Forum Discussion
What is the difference between the functions correl and pearson?
- Mar 24, 2020
To my knowledge they have exactly the same math behind, but different implementation. On Excel after 2003 it shall be no difference. Bit more is within this article https://docs.microsoft.com/en-us/office/troubleshoot/excel/statistical-functions-rsq
To my knowledge they have exactly the same math behind, but different implementation. On Excel after 2003 it shall be no difference. Bit more is within this article https://docs.microsoft.com/en-us/office/troubleshoot/excel/statistical-functions-rsq
- anMSuserMar 24, 2020Copper Contributor
SergeiBaklan - That's very interesting. If I understand that article correctly, both functions yield the same results now, but could have been different prior to Excel 2003 because of round-off errors that could occur in pearson() before improvements in Excel 2003 fixed those errors.

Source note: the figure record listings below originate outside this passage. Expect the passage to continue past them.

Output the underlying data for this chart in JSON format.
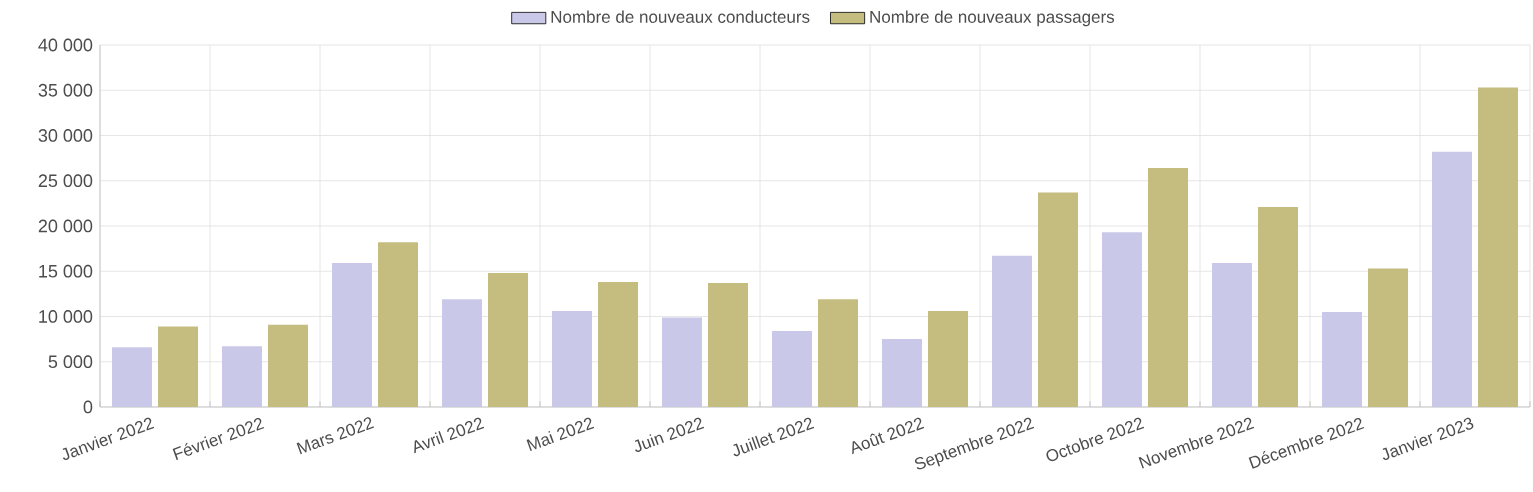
{
  "chart_data": {
    "type": "bar",
    "categories": [
      "Janvier 2022",
      "Février 2022",
      "Mars 2022",
      "Avril 2022",
      "Mai 2022",
      "Juin 2022",
      "Juillet 2022",
      "Août 2022",
      "Septembre 2022",
      "Octobre 2022",
      "Novembre 2022",
      "Décembre 2022",
      "Janvier 2023"
    ],
    "series": [
      {
        "name": "Nombre de nouveaux conducteurs",
        "color": "#cac8e8",
        "values": [
          6600,
          6700,
          15900,
          11900,
          10600,
          9900,
          8400,
          7500,
          16700,
          19300,
          15900,
          10500,
          28200
        ]
      },
      {
        "name": "Nombre de nouveaux passagers",
        "color": "#c5bc80",
        "values": [
          8900,
          9100,
          18200,
          14800,
          13800,
          13700,
          11900,
          10600,
          23700,
          26400,
          22100,
          15300,
          35300
        ]
      }
    ],
    "ylim": [
      0,
      40000
    ],
    "yticks": [
      {
        "value": 0,
        "label": "0"
      },
      {
        "value": 5000,
        "label": "5 000"
      },
      {
        "value": 10000,
        "label": "10 000"
      },
      {
        "value": 15000,
        "label": "15 000"
      },
      {
        "value": 20000,
        "label": "20 000"
      },
      {
        "value": 25000,
        "label": "25 000"
      },
      {
        "value": 30000,
        "label": "30 000"
      },
      {
        "value": 35000,
        "label": "35 000"
      },
      {
        "value": 40000,
        "label": "40 000"
      }
    ],
    "grid": true,
    "legend": "top"
  }
}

So I suppose the only reason to have both functions now is for backward compatibility with old code that might have used one or the other. Is that right?
But this raises the question, which, unless I missed it, the article doesn't answer, why Excel had two functions that did essentially the same thing, but one of them sometimes had errors. Why would anyone ever use pearson() then? Was it a lot faster for large problems? The article doesn't say anything about differences in efficiency or any other reason to have used pearson() when it was prone to error.

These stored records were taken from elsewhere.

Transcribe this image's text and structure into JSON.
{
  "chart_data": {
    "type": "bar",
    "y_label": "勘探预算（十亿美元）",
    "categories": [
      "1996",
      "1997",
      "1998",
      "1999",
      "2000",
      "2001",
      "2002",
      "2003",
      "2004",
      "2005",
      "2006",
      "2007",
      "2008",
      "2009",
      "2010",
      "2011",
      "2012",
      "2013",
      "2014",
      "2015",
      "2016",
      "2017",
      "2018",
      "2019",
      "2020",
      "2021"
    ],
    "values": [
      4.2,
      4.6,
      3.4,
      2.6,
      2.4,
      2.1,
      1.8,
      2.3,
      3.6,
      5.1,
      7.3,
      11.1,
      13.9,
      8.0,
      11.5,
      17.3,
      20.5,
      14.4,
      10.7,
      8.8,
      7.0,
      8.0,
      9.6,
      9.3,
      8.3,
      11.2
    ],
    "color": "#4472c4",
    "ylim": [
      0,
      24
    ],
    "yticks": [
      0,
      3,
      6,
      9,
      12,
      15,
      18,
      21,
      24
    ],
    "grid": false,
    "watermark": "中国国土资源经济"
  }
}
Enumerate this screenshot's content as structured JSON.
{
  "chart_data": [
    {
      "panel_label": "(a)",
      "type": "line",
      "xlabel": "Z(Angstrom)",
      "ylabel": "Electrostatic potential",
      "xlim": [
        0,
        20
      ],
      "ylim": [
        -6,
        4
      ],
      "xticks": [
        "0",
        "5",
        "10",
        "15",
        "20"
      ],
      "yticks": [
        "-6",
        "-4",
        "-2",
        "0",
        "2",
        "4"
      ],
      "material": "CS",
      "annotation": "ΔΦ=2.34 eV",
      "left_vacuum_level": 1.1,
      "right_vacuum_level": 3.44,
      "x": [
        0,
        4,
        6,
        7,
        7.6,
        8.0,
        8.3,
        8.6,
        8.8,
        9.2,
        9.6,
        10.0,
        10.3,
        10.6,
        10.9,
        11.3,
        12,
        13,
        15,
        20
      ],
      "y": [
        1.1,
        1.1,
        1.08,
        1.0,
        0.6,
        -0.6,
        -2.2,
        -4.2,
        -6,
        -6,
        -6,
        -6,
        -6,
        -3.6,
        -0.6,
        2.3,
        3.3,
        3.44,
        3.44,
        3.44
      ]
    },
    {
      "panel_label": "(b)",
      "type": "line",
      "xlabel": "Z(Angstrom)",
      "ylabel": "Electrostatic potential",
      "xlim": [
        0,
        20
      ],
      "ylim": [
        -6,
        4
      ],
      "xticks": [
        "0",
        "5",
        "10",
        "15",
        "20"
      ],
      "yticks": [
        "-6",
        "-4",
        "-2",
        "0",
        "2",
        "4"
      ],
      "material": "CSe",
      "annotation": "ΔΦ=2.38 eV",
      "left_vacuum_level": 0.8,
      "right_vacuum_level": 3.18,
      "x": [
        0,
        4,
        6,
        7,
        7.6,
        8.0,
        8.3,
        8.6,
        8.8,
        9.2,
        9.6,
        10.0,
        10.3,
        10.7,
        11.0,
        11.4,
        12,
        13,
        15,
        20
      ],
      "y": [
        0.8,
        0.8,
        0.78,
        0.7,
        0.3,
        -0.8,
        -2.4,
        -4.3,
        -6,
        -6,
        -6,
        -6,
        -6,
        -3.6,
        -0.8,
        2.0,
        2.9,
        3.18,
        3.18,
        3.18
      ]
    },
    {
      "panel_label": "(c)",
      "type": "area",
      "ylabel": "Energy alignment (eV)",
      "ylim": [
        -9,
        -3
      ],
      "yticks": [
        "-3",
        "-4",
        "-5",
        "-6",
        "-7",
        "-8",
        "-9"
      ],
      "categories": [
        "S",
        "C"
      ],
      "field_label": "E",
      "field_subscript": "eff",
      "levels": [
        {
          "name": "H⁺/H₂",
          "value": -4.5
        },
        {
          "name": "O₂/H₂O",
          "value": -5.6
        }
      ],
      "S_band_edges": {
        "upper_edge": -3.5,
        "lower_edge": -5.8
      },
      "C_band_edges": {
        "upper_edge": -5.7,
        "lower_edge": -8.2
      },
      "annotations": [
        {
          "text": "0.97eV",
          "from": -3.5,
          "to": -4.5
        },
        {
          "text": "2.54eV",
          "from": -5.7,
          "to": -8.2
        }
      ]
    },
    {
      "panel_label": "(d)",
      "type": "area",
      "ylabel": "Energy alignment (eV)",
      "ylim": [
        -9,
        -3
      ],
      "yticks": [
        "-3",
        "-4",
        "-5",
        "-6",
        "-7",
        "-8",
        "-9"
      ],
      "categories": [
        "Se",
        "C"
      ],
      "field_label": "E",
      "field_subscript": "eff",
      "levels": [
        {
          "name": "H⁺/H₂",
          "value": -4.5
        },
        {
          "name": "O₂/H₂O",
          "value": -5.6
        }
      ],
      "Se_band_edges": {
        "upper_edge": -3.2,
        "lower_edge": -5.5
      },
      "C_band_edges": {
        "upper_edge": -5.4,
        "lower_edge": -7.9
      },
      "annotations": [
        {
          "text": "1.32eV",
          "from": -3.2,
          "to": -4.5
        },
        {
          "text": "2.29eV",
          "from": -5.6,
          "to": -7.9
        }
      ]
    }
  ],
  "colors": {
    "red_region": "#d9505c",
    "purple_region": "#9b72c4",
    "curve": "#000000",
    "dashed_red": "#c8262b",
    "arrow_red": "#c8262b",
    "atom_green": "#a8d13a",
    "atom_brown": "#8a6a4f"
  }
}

- SergeiBaklanMar 24, 2020Diamond Contributor
Again, I don't know. At least CORREL() is not marked "This function is available for compatibility..." as some others if you start typing them.
Performance - I did small simple test with two arrays on 1 million rows each. Bot CORREL() and PEARSON() calculates practically immediately.
- anMSuserMar 25, 2020Copper Contributor
You would need to run that test in a version of Excel prior to Excel 2003, because that is when pearson() would sometimes yield erroneous results. It would have made sense to use pearson() back then if it ran a lot faster than correl() and if you knew how to determine that you were not using it in a domain that would yield errors.